64th ISI World Statistics Congress

64th ISI World Statistics Congress

Spatiotemporal Evaluation of Socioeconomic Correlates of Overdose Mortality Before & During the COVID-19 Pandemic: Implications for U.S. Health Policy

Author

JX
Jay Xu

Co-author

Conference

64th ISI World Statistics Congress

Format: CPS Abstract

Keywords: bayesian, covid-19, spatio-temporal

Session: CPS 81 - Impact of covid I

Thursday 20 July 8:30 a.m. - 9:40 a.m. (Canada/Eastern)

Abstract

Drug overdose deaths in the U.S. began to sharply surge in 2013, driven by illicitly manufactured synthetic opioids such as fentanyl, in what is regarded to constitute the third wave of the U.S. overdose mortality epidemic.
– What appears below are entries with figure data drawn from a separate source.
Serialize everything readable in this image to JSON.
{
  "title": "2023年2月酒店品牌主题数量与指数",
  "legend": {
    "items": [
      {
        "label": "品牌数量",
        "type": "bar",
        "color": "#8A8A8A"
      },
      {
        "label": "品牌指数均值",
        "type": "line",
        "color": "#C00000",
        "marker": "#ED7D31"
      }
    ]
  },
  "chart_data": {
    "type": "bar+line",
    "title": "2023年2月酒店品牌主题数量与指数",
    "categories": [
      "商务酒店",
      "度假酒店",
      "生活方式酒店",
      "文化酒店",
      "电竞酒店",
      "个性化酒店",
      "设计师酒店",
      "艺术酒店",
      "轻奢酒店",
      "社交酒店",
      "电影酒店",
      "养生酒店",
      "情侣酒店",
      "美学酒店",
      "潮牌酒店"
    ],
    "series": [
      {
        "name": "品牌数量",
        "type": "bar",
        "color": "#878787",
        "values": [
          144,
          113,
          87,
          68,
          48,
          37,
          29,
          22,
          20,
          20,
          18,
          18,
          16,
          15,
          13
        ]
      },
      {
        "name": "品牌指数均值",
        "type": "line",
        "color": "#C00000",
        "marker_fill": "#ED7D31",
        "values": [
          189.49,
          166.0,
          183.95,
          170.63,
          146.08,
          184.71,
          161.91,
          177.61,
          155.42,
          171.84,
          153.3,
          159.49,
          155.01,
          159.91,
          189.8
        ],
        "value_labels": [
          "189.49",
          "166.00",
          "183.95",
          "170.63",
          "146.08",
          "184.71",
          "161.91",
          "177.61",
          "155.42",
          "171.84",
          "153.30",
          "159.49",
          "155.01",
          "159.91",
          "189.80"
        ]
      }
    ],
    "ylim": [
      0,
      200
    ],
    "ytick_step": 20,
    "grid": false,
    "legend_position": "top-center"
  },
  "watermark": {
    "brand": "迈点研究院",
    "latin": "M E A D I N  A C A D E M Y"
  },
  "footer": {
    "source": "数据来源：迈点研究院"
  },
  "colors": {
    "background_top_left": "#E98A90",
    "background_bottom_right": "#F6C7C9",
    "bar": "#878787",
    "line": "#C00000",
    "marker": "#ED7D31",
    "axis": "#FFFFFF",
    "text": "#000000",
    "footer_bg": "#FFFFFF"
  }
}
By 2016, fentanyl overtook heroin as the most commonly used drug in overdose deaths in the U.S. The rapid rise in fatal drug overdoses accelerated during the COVID-19 pandemic, with drug overdose deaths increasing by 30% from 2019 to 2020 and topping 100,000 calendar year deaths for the first time in 2021. Here, we perform a spatiotemporal analysis to investigate and characterize the socioeconomic correlates of drug overdose deaths in the U.S. prior to and during the COVID-19 pandemic, analyzing annual county-level drug overdose death counts during the five year period prior to the pandemic (2015-2019) and the first two years of the COVID-19 pandemic (2020 and 2021) from the lower 48 U.S. states and D.C. Using the Bayesian paradigm for statistical inference, we specify a flexible Poisson regression model with a non-parametric global time trend and separable spatiotemporal random effects, using the Integrated Nested Laplace Approximation (INLA) to perform model fitting. We obtain credible intervals for the quantities of interest, discovering that certain socioeconomic factors are more strongly associated with fatal drug overdoses during the pandemic compared to the pre-pandemic period. In public health terms, our findings indicate that the COVID-19 public health crisis steepened the socioeconomic gradient associated with drug overdose deaths, exacerbating the overdose crisis given the large macroeconomic shifts caused by the pandemic. From the vantage point of public policy, strategies to ameliorate the drug overdose crisis should address upstream social and economic factors that can lead to drug use, addiction, and their potentially fatal downstream effects, whose effects may be intensified during public health crises.